Review of the United States Advanced Battery Consortium’s R&D Project Selection Process for Electric Vehicle Battery Technologies
In 1991, the United States Advanced Battery Consortium (USABC) was formed by Chrysler Corporation, Ford Motor Co., and General Motors Corporation to establish a manufacturing capability for advanced batteries in the United States that could improve the range and performance of electric vehicles (EVs) in the latter part of the 1990s. The U.S. Department of Energy (DOE) signed a cooperative agreement with USABC to provide 50 percent of the funds in the program. In 1995, DOE asked the NRC to conduct a retrospective examination and evaluate the decision processes and outcomes (in relation to established program objectives) that the USABC Phase I program (from 1991 to 1996) used for selecting projects for EV battery technology R&D funded in part by the DOE. Based on this retrospective examination, the NRC was also asked to comment on plans for decision processes for selecting projects during Phase II (1997 to 2000).

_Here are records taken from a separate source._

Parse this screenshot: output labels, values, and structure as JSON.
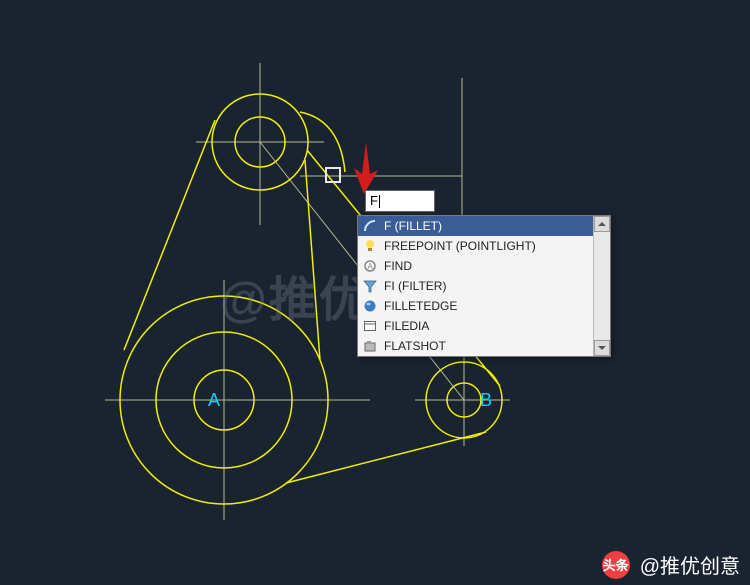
{
  "command_input": {
    "value": "F"
  },
  "autocomplete": {
    "items": [
      {
        "icon": "fillet-arc-icon",
        "label": "F (FILLET)",
        "selected": true
      },
      {
        "icon": "lightbulb-icon",
        "label": "FREEPOINT (POINTLIGHT)",
        "selected": false
      },
      {
        "icon": "find-circle-icon",
        "label": "FIND",
        "selected": false
      },
      {
        "icon": "funnel-icon",
        "label": "FI (FILTER)",
        "selected": false
      },
      {
        "icon": "sphere-icon",
        "label": "FILLETEDGE",
        "selected": false
      },
      {
        "icon": "dialog-icon",
        "label": "FILEDIA",
        "selected": false
      },
      {
        "icon": "camera-box-icon",
        "label": "FLATSHOT",
        "selected": false
      }
    ]
  },
  "drawing": {
    "labels": {
      "A": "A",
      "B": "B"
    },
    "construction_color": "#b8b890",
    "object_color": "#f0f000",
    "label_color": "#00d7ff"
  },
  "watermark_text": "@推优创意",
  "footer": {
    "brand_short": "头条",
    "author": "@推优创意"
  },
  "pointer_arrow_color": "#d21d1d"
}
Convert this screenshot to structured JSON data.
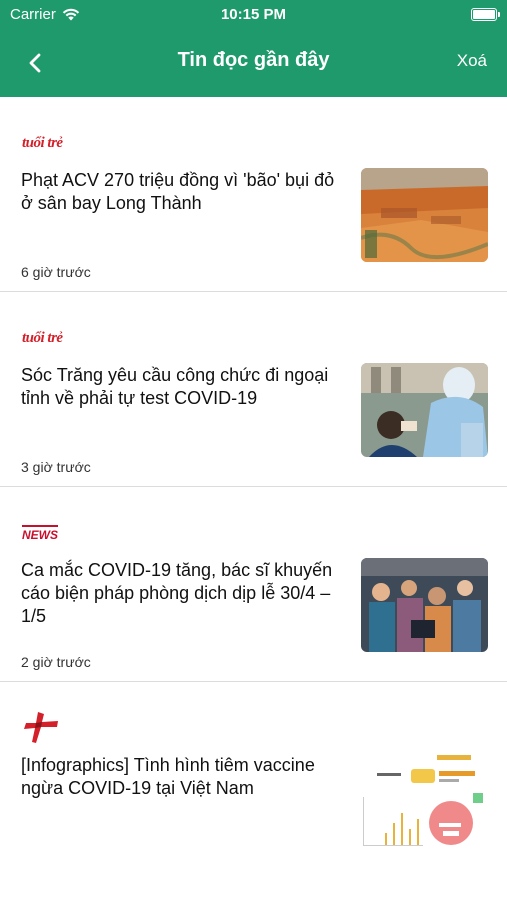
{
  "status_bar": {
    "carrier": "Carrier",
    "time": "10:15 PM"
  },
  "header": {
    "title": "Tin đọc gần đây",
    "clear_label": "Xoá"
  },
  "colors": {
    "brand": "#1f9a6c",
    "text": "#111111",
    "divider": "#dcdcdc"
  },
  "articles": [
    {
      "source_logo": "tuoitre",
      "source_text": "tuổi trẻ",
      "title": "Phạt ACV 270 triệu đồng vì 'bão' bụi đỏ ở sân bay Long Thành",
      "time": "6 giờ trước"
    },
    {
      "source_logo": "tuoitre",
      "source_text": "tuổi trẻ",
      "title": "Sóc Trăng yêu cầu công chức đi ngoại tỉnh về phải tự test COVID-19",
      "time": "3 giờ trước"
    },
    {
      "source_logo": "news",
      "source_text": "NEWS",
      "title": "Ca mắc COVID-19 tăng, bác sĩ khuyến cáo biện pháp phòng dịch dịp lễ 30/4 – 1/5",
      "time": "2 giờ trước"
    },
    {
      "source_logo": "cross",
      "title": "[Infographics] Tình hình tiêm vaccine ngừa COVID-19 tại Việt Nam"
    }
  ]
}
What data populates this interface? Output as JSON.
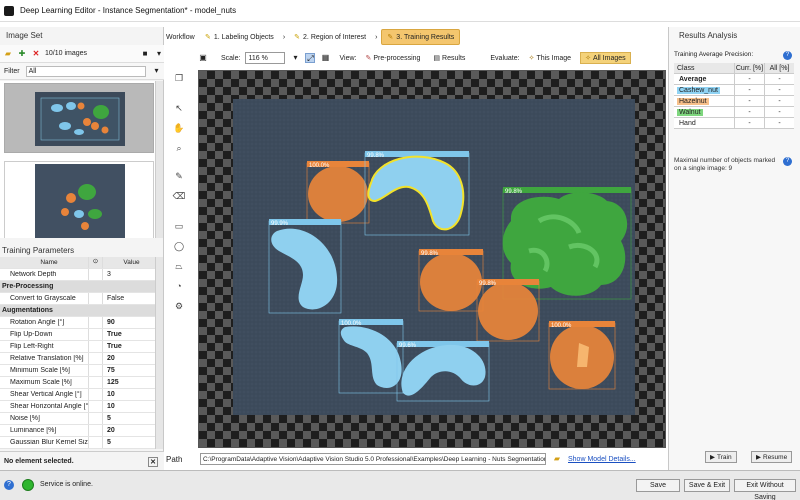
{
  "window": {
    "title": "Deep Learning Editor - Instance Segmentation* - model_nuts"
  },
  "image_set": {
    "title": "Image Set",
    "count_label": "10/10 images",
    "filter_label": "Filter",
    "filter_value": "All"
  },
  "training_params": {
    "title": "Training Parameters",
    "col_name": "Name",
    "col_value": "Value",
    "rows": [
      {
        "name": "Network Depth",
        "value": "3",
        "group": false,
        "bold": false
      },
      {
        "name": "Pre-Processing",
        "value": "",
        "group": true,
        "bold": false
      },
      {
        "name": "Convert to Grayscale",
        "value": "False",
        "group": false,
        "bold": false
      },
      {
        "name": "Augmentations",
        "value": "",
        "group": true,
        "bold": false
      },
      {
        "name": "Rotation Angle [°]",
        "value": "90",
        "group": false,
        "bold": true
      },
      {
        "name": "Flip Up-Down",
        "value": "True",
        "group": false,
        "bold": true
      },
      {
        "name": "Flip Left-Right",
        "value": "True",
        "group": false,
        "bold": true
      },
      {
        "name": "Relative Translation [%]",
        "value": "20",
        "group": false,
        "bold": true
      },
      {
        "name": "Minimum Scale [%]",
        "value": "75",
        "group": false,
        "bold": true
      },
      {
        "name": "Maximum Scale [%]",
        "value": "125",
        "group": false,
        "bold": true
      },
      {
        "name": "Shear Vertical Angle [°]",
        "value": "10",
        "group": false,
        "bold": true
      },
      {
        "name": "Shear Horizontal Angle [°]",
        "value": "10",
        "group": false,
        "bold": true
      },
      {
        "name": "Noise [%]",
        "value": "5",
        "group": false,
        "bold": true
      },
      {
        "name": "Luminance [%]",
        "value": "20",
        "group": false,
        "bold": true
      },
      {
        "name": "Gaussian Blur Kernel Size [...]",
        "value": "5",
        "group": false,
        "bold": true
      }
    ],
    "no_element": "No element selected."
  },
  "workflow": {
    "label": "Workflow",
    "steps": [
      {
        "label": "1. Labeling Objects",
        "active": false
      },
      {
        "label": "2. Region of Interest",
        "active": false
      },
      {
        "label": "3. Training Results",
        "active": true
      }
    ]
  },
  "view_toolbar": {
    "scale_label": "Scale:",
    "scale_value": "116 %",
    "view_label": "View:",
    "preprocessing": "Pre-processing",
    "results": "Results",
    "evaluate_label": "Evaluate:",
    "this_image": "This Image",
    "all_images": "All Images"
  },
  "viewer": {
    "detections": [
      {
        "label": "100.0%",
        "kind": "hazelnut"
      },
      {
        "label": "99.8%",
        "kind": "cashew"
      },
      {
        "label": "99.9%",
        "kind": "cashew"
      },
      {
        "label": "99.8%",
        "kind": "walnut"
      },
      {
        "label": "99.8%",
        "kind": "hazelnut"
      },
      {
        "label": "99.8%",
        "kind": "hazelnut"
      },
      {
        "label": "100.0%",
        "kind": "cashew"
      },
      {
        "label": "99.6%",
        "kind": "cashew"
      },
      {
        "label": "100.0%",
        "kind": "hazelnut"
      }
    ]
  },
  "path": {
    "label": "Path",
    "value": "C:\\ProgramData\\Adaptive Vision\\Adaptive Vision Studio 5.0 Professional\\Examples\\Deep Learning - Nuts Segmentation",
    "show_details": "Show Model Details..."
  },
  "results_analysis": {
    "title": "Results Analysis",
    "precision_label": "Training Average Precision:",
    "col_class": "Class",
    "col_curr": "Curr. [%]",
    "col_all": "All [%]",
    "rows": [
      {
        "name": "Average",
        "curr": "-",
        "all": "-",
        "color": "#ffffff",
        "bold": true
      },
      {
        "name": "Cashew_nut",
        "curr": "-",
        "all": "-",
        "color": "#8fd3f4",
        "bold": false
      },
      {
        "name": "Hazelnut",
        "curr": "-",
        "all": "-",
        "color": "#f7c08a",
        "bold": false
      },
      {
        "name": "Walnut",
        "curr": "-",
        "all": "-",
        "color": "#7ed67e",
        "bold": false
      },
      {
        "name": "Hand",
        "curr": "-",
        "all": "-",
        "color": "#ffffff",
        "bold": false
      }
    ],
    "max_objects": "Maximal number of objects marked on a single image: 9",
    "train": "Train",
    "resume": "Resume"
  },
  "status": {
    "text": "Service is online.",
    "save": "Save",
    "save_exit": "Save & Exit",
    "exit_without_saving": "Exit Without Saving"
  },
  "colors": {
    "cashew": "#7fc6ea",
    "hazelnut": "#e8843a",
    "walnut": "#3fa63f",
    "active_step": "#f4c66e"
  }
}
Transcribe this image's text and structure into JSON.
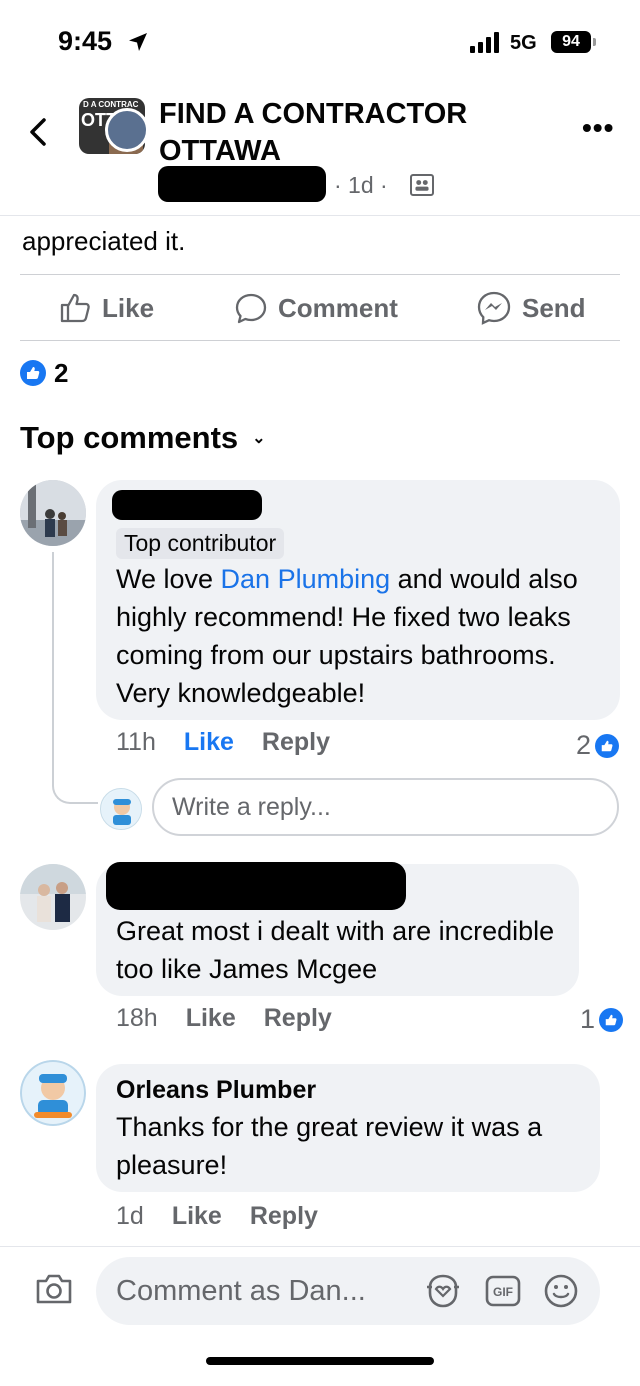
{
  "status_bar": {
    "time": "9:45",
    "network": "5G",
    "battery": "94"
  },
  "header": {
    "group_name": "FIND A CONTRACTOR OTTAWA",
    "avatar_text_top": "D A CONTRAC",
    "avatar_text_big": "OTT",
    "meta_time": "· 1d ·"
  },
  "post": {
    "tail_text": "appreciated it.",
    "actions": {
      "like": "Like",
      "comment": "Comment",
      "send": "Send"
    },
    "reaction_count": "2"
  },
  "comments_section": {
    "sort_label": "Top comments"
  },
  "comments": [
    {
      "badge": "Top contributor",
      "text_before_link": "We love ",
      "link_text": "Dan Plumbing",
      "text_after_link": " and would also highly recommend! He fixed two leaks coming from our upstairs bathrooms. Very knowledgeable!",
      "time": "11h",
      "like_label": "Like",
      "reply_label": "Reply",
      "like_count": "2"
    },
    {
      "text": "Great most i dealt with are incredible too like James Mcgee",
      "time": "18h",
      "like_label": "Like",
      "reply_label": "Reply",
      "like_count": "1"
    },
    {
      "author": "Orleans Plumber",
      "text": "Thanks for the great review it was a pleasure!",
      "time": "1d",
      "like_label": "Like",
      "reply_label": "Reply"
    }
  ],
  "reply_box": {
    "placeholder": "Write a reply..."
  },
  "composer": {
    "placeholder": "Comment as Dan...",
    "gif_label": "GIF"
  },
  "colors": {
    "brand_blue": "#1877f2",
    "link_blue": "#1a73e8",
    "bubble_gray": "#f0f2f5",
    "secondary_text": "#65676b"
  },
  "icons": [
    "location-arrow-icon",
    "signal-icon",
    "battery-icon",
    "back-chevron-icon",
    "more-icon",
    "group-audience-icon",
    "thumbs-up-icon",
    "comment-icon",
    "messenger-send-icon",
    "like-badge-icon",
    "chevron-down-icon",
    "camera-icon",
    "avatar-sticker-icon",
    "gif-icon",
    "smiley-icon"
  ]
}
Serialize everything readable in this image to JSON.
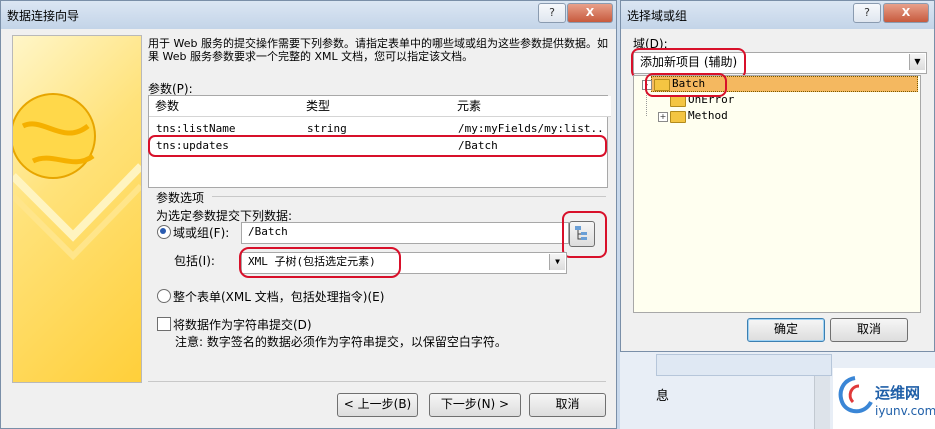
{
  "wizard": {
    "title": "数据连接向导",
    "help_btn": "?",
    "close_btn": "X",
    "description": "用于 Web 服务的提交操作需要下列参数。请指定表单中的哪些域或组为这些参数提供数据。如果 Web 服务参数要求一个完整的 XML 文档，您可以指定该文档。",
    "params_label": "参数(P):",
    "table": {
      "headers": [
        "参数",
        "类型",
        "元素"
      ],
      "rows": [
        [
          "tns:listName",
          "string",
          "/my:myFields/my:list..."
        ],
        [
          "tns:updates",
          "",
          "/Batch"
        ]
      ]
    },
    "options": {
      "group_label": "参数选项",
      "submit_label": "为选定参数提交下列数据:",
      "field_radio": "域或组(F):",
      "field_value": "/Batch",
      "include_label": "包括(I):",
      "include_value": "XML 子树(包括选定元素)",
      "form_radio": "整个表单(XML 文档，包括处理指令)(E)",
      "string_check": "将数据作为字符串提交(D)",
      "note": "注意: 数字签名的数据必须作为字符串提交，以保留空白字符。"
    },
    "buttons": {
      "back": "< 上一步(B)",
      "next": "下一步(N) >",
      "cancel": "取消"
    }
  },
  "background": {
    "info_text": "息"
  },
  "selector": {
    "title": "选择域或组",
    "help_btn": "?",
    "close_btn": "X",
    "domain_label": "域(D):",
    "domain_value": "添加新项目 (辅助)",
    "tree": [
      {
        "label": "Batch",
        "expander": "-",
        "selected": true
      },
      {
        "label": "OnError",
        "expander": "",
        "selected": false
      },
      {
        "label": "Method",
        "expander": "+",
        "selected": false
      }
    ],
    "ok": "确定",
    "cancel": "取消"
  },
  "watermark": {
    "line1": "运维网",
    "line2": "iyunv.com"
  },
  "colors": {
    "highlight": "#d8102a",
    "selection": "#f4b860"
  }
}
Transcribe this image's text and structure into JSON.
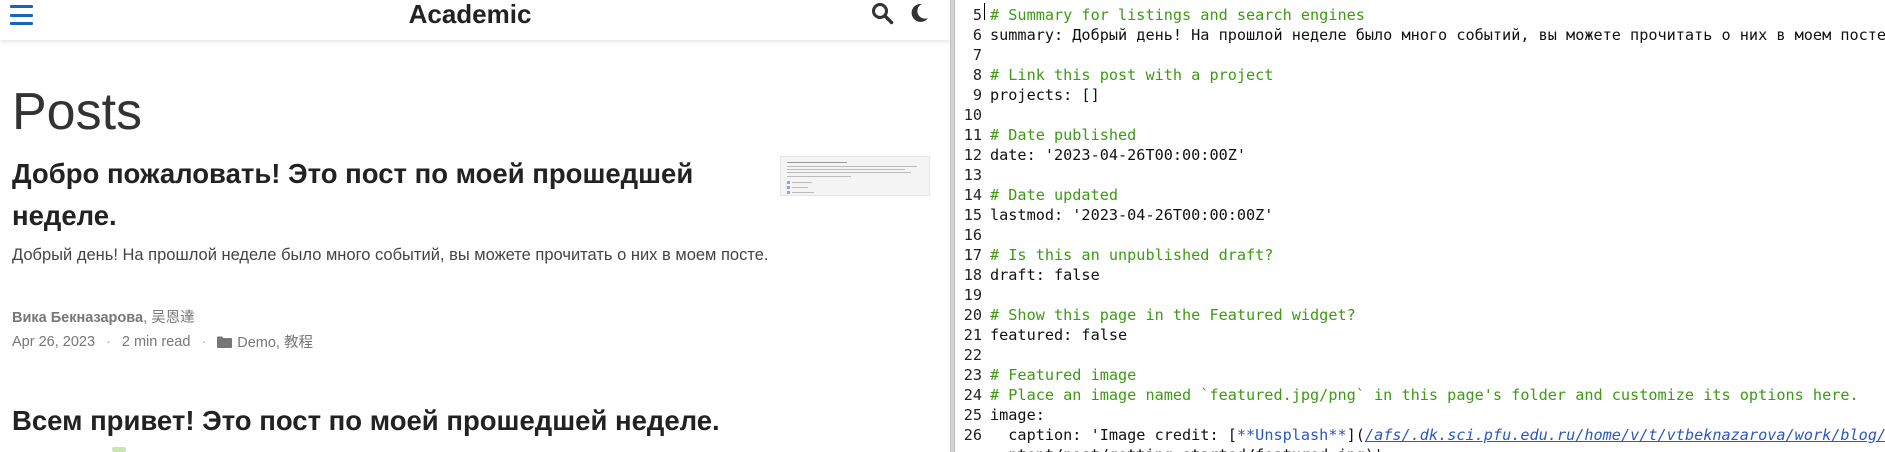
{
  "site": {
    "brand": "Academic",
    "page_title": "Posts",
    "posts": [
      {
        "title": "Добро пожаловать! Это пост по моей прошедшей неделе.",
        "summary": "Добрый день! На прошлой неделе было много событий, вы можете прочитать о них в моем посте.",
        "author_primary": "Вика Бекназарова",
        "author_secondary": ", 吴恩達",
        "date": "Apr 26, 2023",
        "read_time": "2 min read",
        "separator": "·",
        "categories": "Demo, 教程"
      },
      {
        "title": "Всем привет! Это пост по моей прошедшей неделе."
      }
    ],
    "icons": {
      "menu": "hamburger-menu-icon",
      "search": "search-icon",
      "theme": "moon-icon",
      "folder": "folder-icon"
    },
    "colors": {
      "accent": "#1565c0",
      "text": "#222222",
      "muted": "#777777"
    }
  },
  "editor": {
    "colors": {
      "comment": "#3c9a14",
      "link": "#2a56c6",
      "text": "#111111"
    },
    "lines": [
      {
        "n": "5",
        "text": "# Summary for listings and search engines",
        "kind": "comment"
      },
      {
        "n": "6",
        "text": "summary: Добрый день! На прошлой неделе было много событий, вы можете прочитать о них в моем посте.",
        "kind": "code"
      },
      {
        "n": "7",
        "text": "",
        "kind": "code"
      },
      {
        "n": "8",
        "text": "# Link this post with a project",
        "kind": "comment"
      },
      {
        "n": "9",
        "text": "projects: []",
        "kind": "code"
      },
      {
        "n": "10",
        "text": "",
        "kind": "code"
      },
      {
        "n": "11",
        "text": "# Date published",
        "kind": "comment"
      },
      {
        "n": "12",
        "text": "date: '2023-04-26T00:00:00Z'",
        "kind": "code"
      },
      {
        "n": "13",
        "text": "",
        "kind": "code"
      },
      {
        "n": "14",
        "text": "# Date updated",
        "kind": "comment"
      },
      {
        "n": "15",
        "text": "lastmod: '2023-04-26T00:00:00Z'",
        "kind": "code"
      },
      {
        "n": "16",
        "text": "",
        "kind": "code"
      },
      {
        "n": "17",
        "text": "# Is this an unpublished draft?",
        "kind": "comment"
      },
      {
        "n": "18",
        "text": "draft: false",
        "kind": "code"
      },
      {
        "n": "19",
        "text": "",
        "kind": "code"
      },
      {
        "n": "20",
        "text": "# Show this page in the Featured widget?",
        "kind": "comment"
      },
      {
        "n": "21",
        "text": "featured: false",
        "kind": "code"
      },
      {
        "n": "22",
        "text": "",
        "kind": "code"
      },
      {
        "n": "23",
        "text": "# Featured image",
        "kind": "comment"
      },
      {
        "n": "24",
        "text": "# Place an image named `featured.jpg/png` in this page's folder and customize its options here.",
        "kind": "comment"
      },
      {
        "n": "25",
        "text": "image:",
        "kind": "code"
      },
      {
        "n": "26",
        "kind": "caption",
        "pre": "  caption: 'Image credit: [",
        "bold": "**Unsplash**",
        "mid": "](",
        "link": "/afs/.dk.sci.pfu.edu.ru/home/v/t/vtbeknazarova/work/blog/"
      },
      {
        "n": "",
        "text": "  ntent/post/getting-started/featured.jpg)'",
        "kind": "code"
      }
    ]
  }
}
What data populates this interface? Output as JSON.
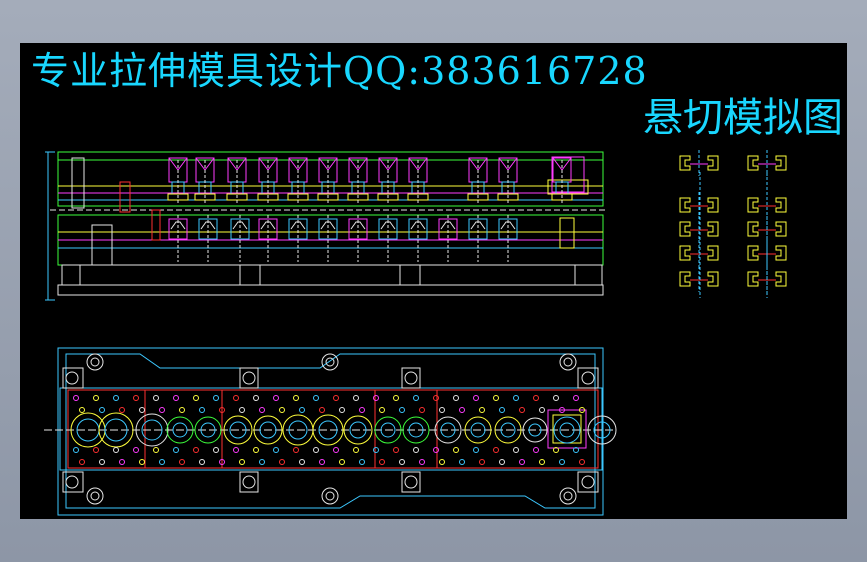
{
  "drawing": {
    "title": "专业拉伸模具设计QQ:383616728",
    "subtitle": "悬切模拟图"
  },
  "colors": {
    "background": "#000000",
    "frame": "#a4acba",
    "title_cyan": "#19d7ff",
    "magenta": "#ff3cff",
    "yellow": "#ffff3c",
    "green": "#3cff3c",
    "red": "#ff3030",
    "cyan": "#3cc8ff",
    "white": "#e6e6e6"
  }
}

Given the technical goals and objectives for Phase I, the report will address such aspects as (a) the process by which technical goals and objectives were established for EV battery development; (2) the process used by USABC to solicit proposals, choose contractors, and make awards, both for new projects and for continuing efforts; (3) the manner in which contractor performance was measured and evaluated by USABC; (4) how R&D results have measured up against the technical goals and objectives; and (5) USABC plans for Phase II.